PI3K Inhibitor in ER-Positive Breast Cancer Shows Activity

December 11, 2014

Results of a phase II study of a PI3K inhibitor in ER-positive breast cancer showed a trend toward improved progression-free survival.

The results of the first randomized, blinded phase II study of a PI3K inhibitor in estrogen receptor (ER)-positive breast cancer raised, rather than addressed, many questions about the utility of PI3 kinases in breast cancer treatment. The results of the FERGI trial showed that adding the PI3K inhibitor pictilisib to fulvestrant in women with postmenopausal ER-positive, HER2-negative breast cancer improved progression-free survival (PFS) by a median of 1.5 months. The PFS was 6.6 months in the combination arm compared with 5.1 months in the fulvestrant-alone arm (hazard ratio, 0.74; P = .0959).

“What you can see is that there is a modest improvement in PFS but not one that reached a statistical significance,” said study author Eric Winer, MD, director of the breast oncology program at Dana-Farber Cancer Institute in Boston, who presented the results at the 2014 San Antonio Breast Cancer Symposium (SABCS), held December 9–13 in San Antonio, Texas. Winer emphasized that because the trial was relatively small, any statistically significant difference would be a relatively large difference in outcome.

Winer noted that it is possible that the optimal level for PI3K inhibition was not achieved because of the need to dose-adjust a sizable portion of patients on the trial.

Pictilisib is an oral, selective pan-class I PI3K inhibitor. About 40% to 45% of ER-positive breast tumors harbor an activating PI3KCA mutation, which activates PI3K/mTOR signaling.
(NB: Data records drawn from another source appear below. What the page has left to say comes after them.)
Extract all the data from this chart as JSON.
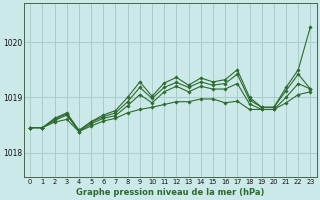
{
  "xlabel": "Graphe pression niveau de la mer (hPa)",
  "background_color": "#cce9e9",
  "grid_color": "#aacccc",
  "line_color": "#2d6a2d",
  "ylim": [
    1017.55,
    1020.7
  ],
  "yticks": [
    1018,
    1019,
    1020
  ],
  "xlim": [
    -0.5,
    23.5
  ],
  "xticks": [
    0,
    1,
    2,
    3,
    4,
    5,
    6,
    7,
    8,
    9,
    10,
    11,
    12,
    13,
    14,
    15,
    16,
    17,
    18,
    19,
    20,
    21,
    22,
    23
  ],
  "series": [
    [
      1018.45,
      1018.45,
      1018.55,
      1018.6,
      1018.38,
      1018.48,
      1018.57,
      1018.62,
      1018.72,
      1018.78,
      1018.82,
      1018.87,
      1018.92,
      1018.92,
      1018.97,
      1018.97,
      1018.9,
      1018.93,
      1018.78,
      1018.78,
      1018.78,
      1018.9,
      1019.05,
      1019.1
    ],
    [
      1018.45,
      1018.45,
      1018.58,
      1018.68,
      1018.38,
      1018.52,
      1018.62,
      1018.67,
      1018.85,
      1019.05,
      1018.9,
      1019.1,
      1019.2,
      1019.1,
      1019.2,
      1019.15,
      1019.15,
      1019.25,
      1018.88,
      1018.78,
      1018.78,
      1019.0,
      1019.25,
      1019.15
    ],
    [
      1018.45,
      1018.45,
      1018.6,
      1018.7,
      1018.4,
      1018.55,
      1018.65,
      1018.72,
      1018.92,
      1019.18,
      1018.98,
      1019.18,
      1019.27,
      1019.18,
      1019.28,
      1019.22,
      1019.25,
      1019.42,
      1018.95,
      1018.82,
      1018.82,
      1019.12,
      1019.42,
      1019.15
    ],
    [
      1018.45,
      1018.45,
      1018.62,
      1018.72,
      1018.4,
      1018.56,
      1018.68,
      1018.76,
      1019.0,
      1019.28,
      1019.02,
      1019.26,
      1019.36,
      1019.22,
      1019.35,
      1019.28,
      1019.32,
      1019.5,
      1019.0,
      1018.82,
      1018.82,
      1019.18,
      1019.5,
      1020.28
    ]
  ]
}
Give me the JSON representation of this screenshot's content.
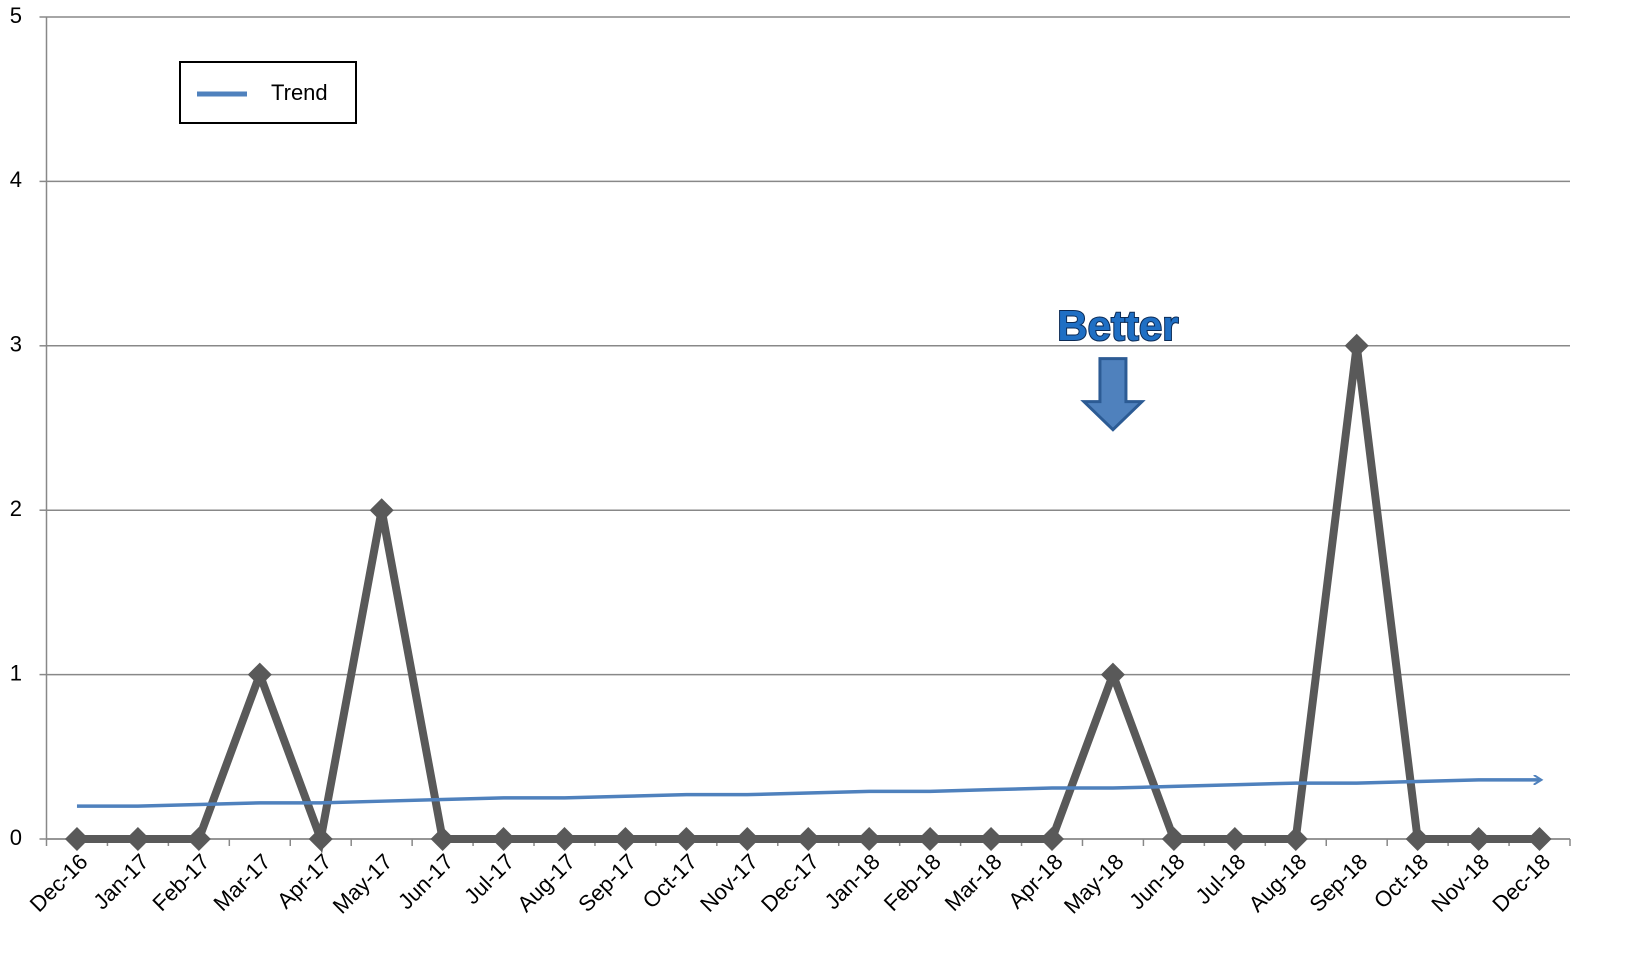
{
  "chart_data": {
    "type": "line",
    "categories": [
      "Dec-16",
      "Jan-17",
      "Feb-17",
      "Mar-17",
      "Apr-17",
      "May-17",
      "Jun-17",
      "Jul-17",
      "Aug-17",
      "Sep-17",
      "Oct-17",
      "Nov-17",
      "Dec-17",
      "Jan-18",
      "Feb-18",
      "Mar-18",
      "Apr-18",
      "May-18",
      "Jun-18",
      "Jul-18",
      "Aug-18",
      "Sep-18",
      "Oct-18",
      "Nov-18",
      "Dec-18"
    ],
    "series": [
      {
        "color": "#595959",
        "values": [
          0,
          0,
          0,
          1,
          0,
          2,
          0,
          0,
          0,
          0,
          0,
          0,
          0,
          0,
          0,
          0,
          0,
          1,
          0,
          0,
          0,
          3,
          0,
          0,
          0
        ]
      },
      {
        "name": "Trend",
        "color": "#4f81bd",
        "values": [
          0.2,
          0.2,
          0.21,
          0.22,
          0.22,
          0.23,
          0.24,
          0.25,
          0.25,
          0.26,
          0.27,
          0.27,
          0.28,
          0.29,
          0.29,
          0.3,
          0.31,
          0.31,
          0.32,
          0.33,
          0.34,
          0.34,
          0.35,
          0.36,
          0.36
        ]
      }
    ],
    "annotation": {
      "text": "Better",
      "category": 17,
      "value": 2.8
    },
    "ylim": [
      0,
      5
    ],
    "yticks": [
      0,
      1,
      2,
      3,
      4,
      5
    ],
    "grid": true,
    "legend": "top-left"
  }
}
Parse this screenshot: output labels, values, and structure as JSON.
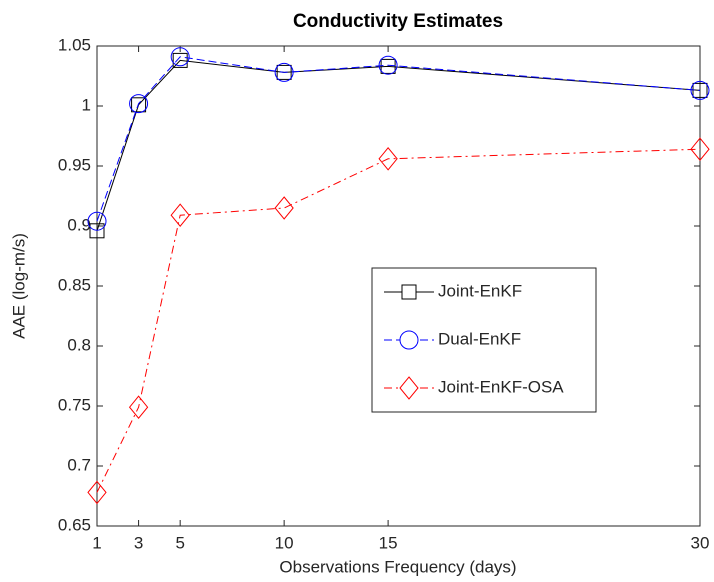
{
  "chart_data": {
    "type": "line",
    "title": "Conductivity Estimates",
    "x_label": "Observations Frequency (days)",
    "y_label": "AAE (log-m/s)",
    "x": [
      1,
      3,
      5,
      10,
      15,
      30
    ],
    "xlim": [
      1,
      30
    ],
    "xticks": [
      1,
      3,
      5,
      10,
      15,
      30
    ],
    "ylim": [
      0.65,
      1.05
    ],
    "yticks": [
      0.65,
      0.7,
      0.75,
      0.8,
      0.85,
      0.9,
      0.95,
      1,
      1.05
    ],
    "legend": "right",
    "series": [
      {
        "name": "Joint-EnKF",
        "color": "#000000",
        "marker": "square",
        "dash": "solid",
        "values": [
          0.896,
          1.001,
          1.038,
          1.028,
          1.033,
          1.013
        ]
      },
      {
        "name": "Dual-EnKF",
        "color": "#0000ff",
        "marker": "circle",
        "dash": "dashed",
        "values": [
          0.904,
          1.002,
          1.041,
          1.028,
          1.034,
          1.013
        ]
      },
      {
        "name": "Joint-EnKF-OSA",
        "color": "#ff0000",
        "marker": "diamond",
        "dash": "dashdot",
        "values": [
          0.678,
          0.749,
          0.909,
          0.915,
          0.956,
          0.964
        ]
      }
    ]
  }
}
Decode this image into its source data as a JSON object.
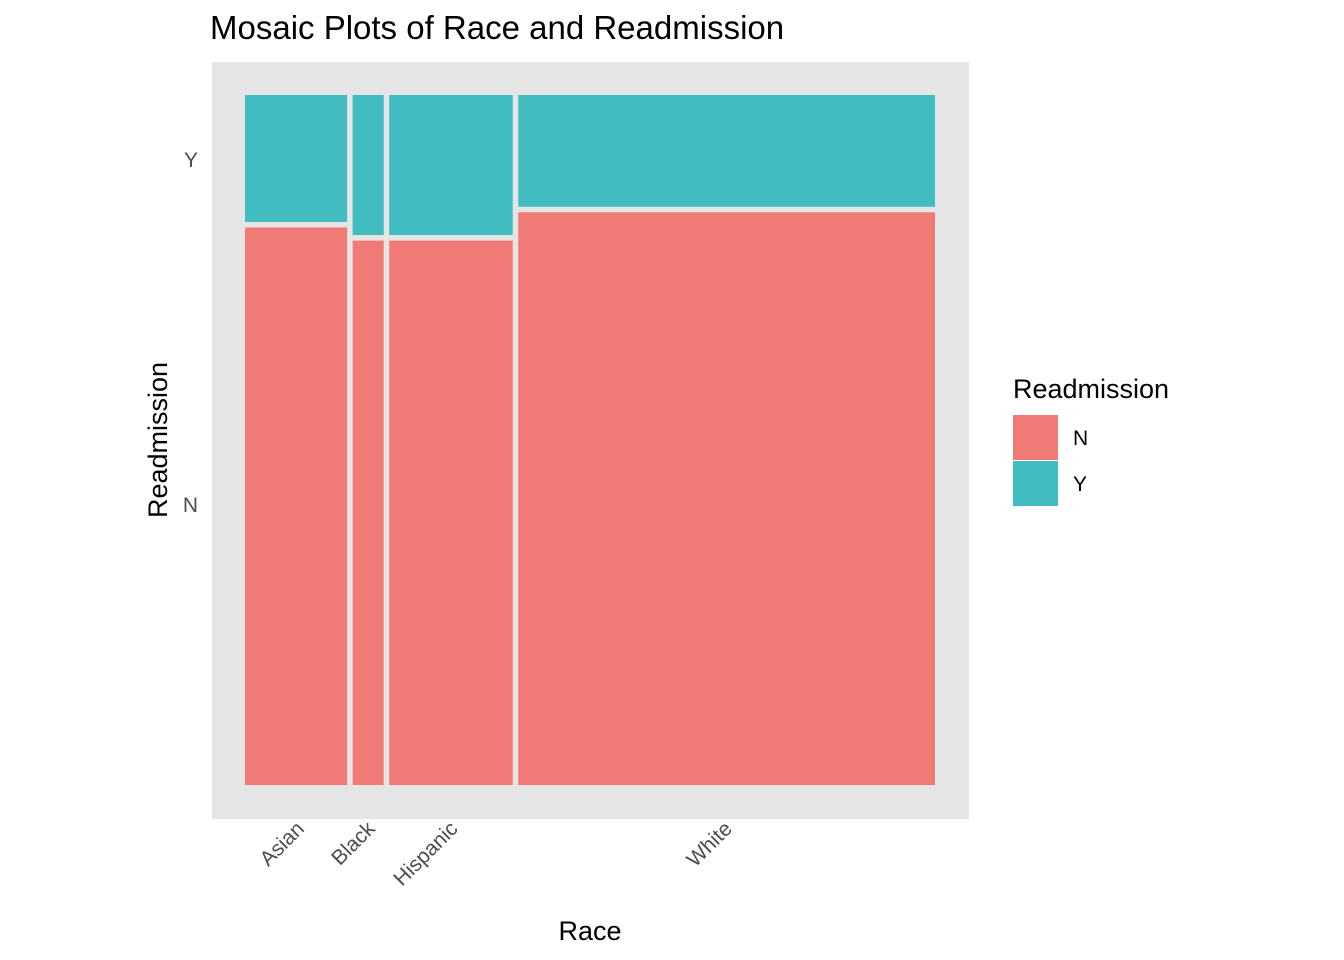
{
  "chart_data": {
    "type": "mosaic",
    "title": "Mosaic Plots of Race and Readmission",
    "xlabel": "Race",
    "ylabel": "Readmission",
    "categories": [
      "Asian",
      "Black",
      "Hispanic",
      "White"
    ],
    "category_proportions": [
      0.152,
      0.053,
      0.187,
      0.608
    ],
    "series": [
      {
        "name": "N",
        "color": "#F07A75",
        "values": [
          0.812,
          0.793,
          0.793,
          0.834
        ]
      },
      {
        "name": "Y",
        "color": "#41BDC2",
        "values": [
          0.188,
          0.207,
          0.207,
          0.166
        ]
      }
    ],
    "y_ticks": [
      "N",
      "Y"
    ],
    "legend": {
      "title": "Readmission",
      "position": "right",
      "entries": [
        "N",
        "Y"
      ]
    },
    "panel_background": "#E5E5E5",
    "grid": false
  }
}
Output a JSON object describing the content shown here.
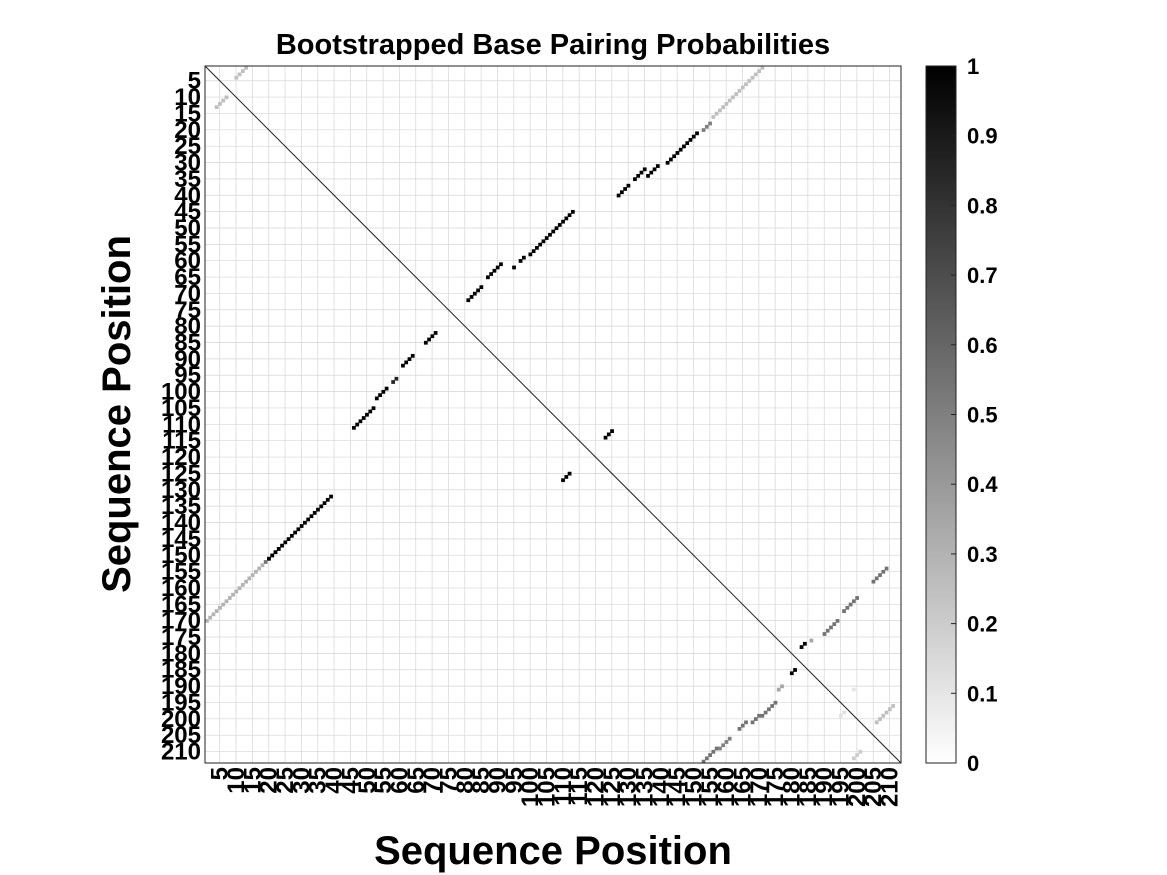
{
  "chart_data": {
    "type": "heatmap",
    "title": "Bootstrapped Base Pairing Probabilities",
    "xlabel": "Sequence Position",
    "ylabel": "Sequence Position",
    "n": 213,
    "xlim": [
      1,
      213
    ],
    "ylim": [
      1,
      213
    ],
    "x_ticks": [
      5,
      10,
      15,
      20,
      25,
      30,
      35,
      40,
      45,
      50,
      55,
      60,
      65,
      70,
      75,
      80,
      85,
      90,
      95,
      100,
      105,
      110,
      115,
      120,
      125,
      130,
      135,
      140,
      145,
      150,
      155,
      160,
      165,
      170,
      175,
      180,
      185,
      190,
      195,
      200,
      205,
      210
    ],
    "y_ticks": [
      5,
      10,
      15,
      20,
      25,
      30,
      35,
      40,
      45,
      50,
      55,
      60,
      65,
      70,
      75,
      80,
      85,
      90,
      95,
      100,
      105,
      110,
      115,
      120,
      125,
      130,
      135,
      140,
      145,
      150,
      155,
      160,
      165,
      170,
      175,
      180,
      185,
      190,
      195,
      200,
      205,
      210
    ],
    "x_tick_labels": [
      "5",
      "10",
      "15",
      "20",
      "25",
      "30",
      "35",
      "40",
      "45",
      "50",
      "55",
      "60",
      "65",
      "70",
      "75",
      "80",
      "85",
      "90",
      "95",
      "100",
      "105",
      "110",
      "115",
      "120",
      "125",
      "130",
      "135",
      "140",
      "145",
      "150",
      "155",
      "160",
      "165",
      "170",
      "175",
      "180",
      "185",
      "190",
      "195",
      "200",
      "205",
      "210"
    ],
    "y_tick_labels": [
      "5",
      "10",
      "15",
      "20",
      "25",
      "30",
      "35",
      "40",
      "45",
      "50",
      "55",
      "60",
      "65",
      "70",
      "75",
      "80",
      "85",
      "90",
      "95",
      "100",
      "105",
      "110",
      "115",
      "120",
      "125",
      "130",
      "135",
      "140",
      "145",
      "150",
      "155",
      "160",
      "165",
      "170",
      "175",
      "180",
      "185",
      "190",
      "195",
      "200",
      "205",
      "210"
    ],
    "grid": true,
    "diagonal_line": true,
    "colormap": "gray-reversed",
    "colorbar": {
      "range": [
        0,
        1
      ],
      "ticks": [
        0,
        0.1,
        0.2,
        0.3,
        0.4,
        0.5,
        0.6,
        0.7,
        0.8,
        0.9,
        1
      ],
      "tick_labels": [
        "0",
        "0.1",
        "0.2",
        "0.3",
        "0.4",
        "0.5",
        "0.6",
        "0.7",
        "0.8",
        "0.9",
        "1"
      ],
      "placement": "right"
    },
    "helices": [
      {
        "i_start": 1,
        "j_start": 170,
        "length": 18,
        "p": 0.3
      },
      {
        "i_start": 19,
        "j_start": 152,
        "length": 5,
        "p": 0.55
      },
      {
        "i_start": 20,
        "j_start": 151,
        "length": 20,
        "p": 1.0
      },
      {
        "i_start": 46,
        "j_start": 111,
        "length": 7,
        "p": 1.0
      },
      {
        "i_start": 53,
        "j_start": 102,
        "length": 4,
        "p": 1.0
      },
      {
        "i_start": 58,
        "j_start": 97,
        "length": 2,
        "p": 0.85
      },
      {
        "i_start": 61,
        "j_start": 92,
        "length": 4,
        "p": 1.0
      },
      {
        "i_start": 68,
        "j_start": 85,
        "length": 4,
        "p": 1.0
      },
      {
        "i_start": 81,
        "j_start": 72,
        "length": 5,
        "p": 1.0
      },
      {
        "i_start": 87,
        "j_start": 65,
        "length": 5,
        "p": 1.0
      },
      {
        "i_start": 95,
        "j_start": 62,
        "length": 1,
        "p": 1.0
      },
      {
        "i_start": 97,
        "j_start": 60,
        "length": 2,
        "p": 1.0
      },
      {
        "i_start": 100,
        "j_start": 58,
        "length": 14,
        "p": 1.0
      },
      {
        "i_start": 110,
        "j_start": 127,
        "length": 3,
        "p": 1.0
      },
      {
        "i_start": 123,
        "j_start": 114,
        "length": 3,
        "p": 1.0
      },
      {
        "i_start": 127,
        "j_start": 40,
        "length": 4,
        "p": 1.0
      },
      {
        "i_start": 132,
        "j_start": 35,
        "length": 4,
        "p": 1.0
      },
      {
        "i_start": 136,
        "j_start": 34,
        "length": 4,
        "p": 1.0
      },
      {
        "i_start": 142,
        "j_start": 30,
        "length": 4,
        "p": 1.0
      },
      {
        "i_start": 146,
        "j_start": 26,
        "length": 6,
        "p": 1.0
      },
      {
        "i_start": 153,
        "j_start": 20,
        "length": 3,
        "p": 0.5
      },
      {
        "i_start": 156,
        "j_start": 16,
        "length": 17,
        "p": 0.25
      },
      {
        "i_start": 153,
        "j_start": 213,
        "length": 5,
        "p": 0.55
      },
      {
        "i_start": 158,
        "j_start": 209,
        "length": 4,
        "p": 0.5
      },
      {
        "i_start": 164,
        "j_start": 203,
        "length": 3,
        "p": 0.55
      },
      {
        "i_start": 168,
        "j_start": 201,
        "length": 3,
        "p": 0.55
      },
      {
        "i_start": 171,
        "j_start": 199,
        "length": 5,
        "p": 0.55
      },
      {
        "i_start": 176,
        "j_start": 191,
        "length": 2,
        "p": 0.35
      },
      {
        "i_start": 180,
        "j_start": 186,
        "length": 2,
        "p": 1.0
      },
      {
        "i_start": 183,
        "j_start": 178,
        "length": 2,
        "p": 1.0
      },
      {
        "i_start": 186,
        "j_start": 176,
        "length": 1,
        "p": 0.35
      },
      {
        "i_start": 190,
        "j_start": 174,
        "length": 5,
        "p": 0.55
      },
      {
        "i_start": 196,
        "j_start": 167,
        "length": 5,
        "p": 0.55
      },
      {
        "i_start": 205,
        "j_start": 158,
        "length": 5,
        "p": 0.55
      },
      {
        "i_start": 195,
        "j_start": 199,
        "length": 2,
        "p": 0.12
      },
      {
        "i_start": 199,
        "j_start": 191,
        "length": 1,
        "p": 0.1
      },
      {
        "i_start": 199,
        "j_start": 212,
        "length": 3,
        "p": 0.2
      },
      {
        "i_start": 206,
        "j_start": 201,
        "length": 6,
        "p": 0.25
      },
      {
        "i_start": 10,
        "j_start": 4,
        "length": 4,
        "p": 0.25
      },
      {
        "i_start": 4,
        "j_start": 13,
        "length": 4,
        "p": 0.25
      }
    ]
  }
}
The PI3KCA protein, part of the PI3K/mTOR signaling pathway, is thought to play a role in the resistance of ER-positive disease to anti-estrogen therapies. The hypothesis for the FERGI trial is that the addition of a PI3K inhibitor to endocrine therapy may overcome resistance in these patients.

A total of 168 patients were randomized 1:1 to either 500 mg per day of fulvestrant (79 patients) or fulvestrant and 340 mg of pictilisib once daily (89 patients). All patients had previously been treated with an aromatase inhibitor.

A greater number of patients experienced side effects in the combination arm compared with the control arm. “Most of those side effects tended to be gastrointestinal and dermatologic side effects. They were not overly severe in the vast majority of cases,” said Winer during his presentation. Twenty-eight (31%) patients had serious side effects in the combination arm compared with 16 (20%) in the control arm. The most frequent grade 3 or higher adverse events in the combination arm were rash (17%), diarrhea (7%), fatigue (6%), and hyperglycemia (5%). The only grade 3 or higher adverse events in the fulvestrant-alone arm were two (3%) aspartate aminotransferase (AST) enzyme increases.

An exploratory subpopulation analysis showed that those patients who had both ER- and progesterone receptor (PR)-positive disease derived the most benefit from the combination therapy. Patients in this subgroup treated with the combination were 56% less likely to have disease progression compared with those treated with fulvestrant alone. Among these ER- and PR-positive patients (58 in each treatment arm), the PFS was 7.4 months and 3.7 months in the combination and control arms, respectively (P = .002). The PR helps facilitate signaling through the ER pathway, noted Winer during his presentation. “The exploratory subgroup of patients who had PR- and ER-positive breast cancer is worth looking into further and there are studies ongoing to do just that,” Winer said.

Patients who had PI3KCA mutations did not appear to have improved outcomes with pictilisib, a surprising find, said Winer.

“The bottom line is that there is enough activity here that there is interest in pursuing additional research in this pathway in breast cancer,” concluded Winer. Still, whether this particular drug, a pan-PI3K inhibitor, or more targeted PI3K inhibitors against specific PI3K subunits will prove most efficacious in breast cancer remains to be seen.

“This study shows us that this pathway continues to be impotent in hormone receptor–positive breast cancer and it shows us again another study that PI3KCA has not yet been proven to be a reliable biomarker,” said Jennifer Litton, MD, of the University of Texas MD Anderson Cancer Center, who moderated the press conference.

Reference

1. Krop I, Johnston S, Mayer IA, et al. FERGI phase II study of PI3K inhibitor pictilisib (GDC-0941) plus fulvestrant vs fulvestrant plus placebo in patients with ER+, aromatase inhibitor-(AI)-resistant advanced or metastatic breast cancer–part 1 results. Presented at 2014 San Antonio Breast Cancer Symposium; December 9-13, 2014; San Antonio, Texas. Abstract S2-02.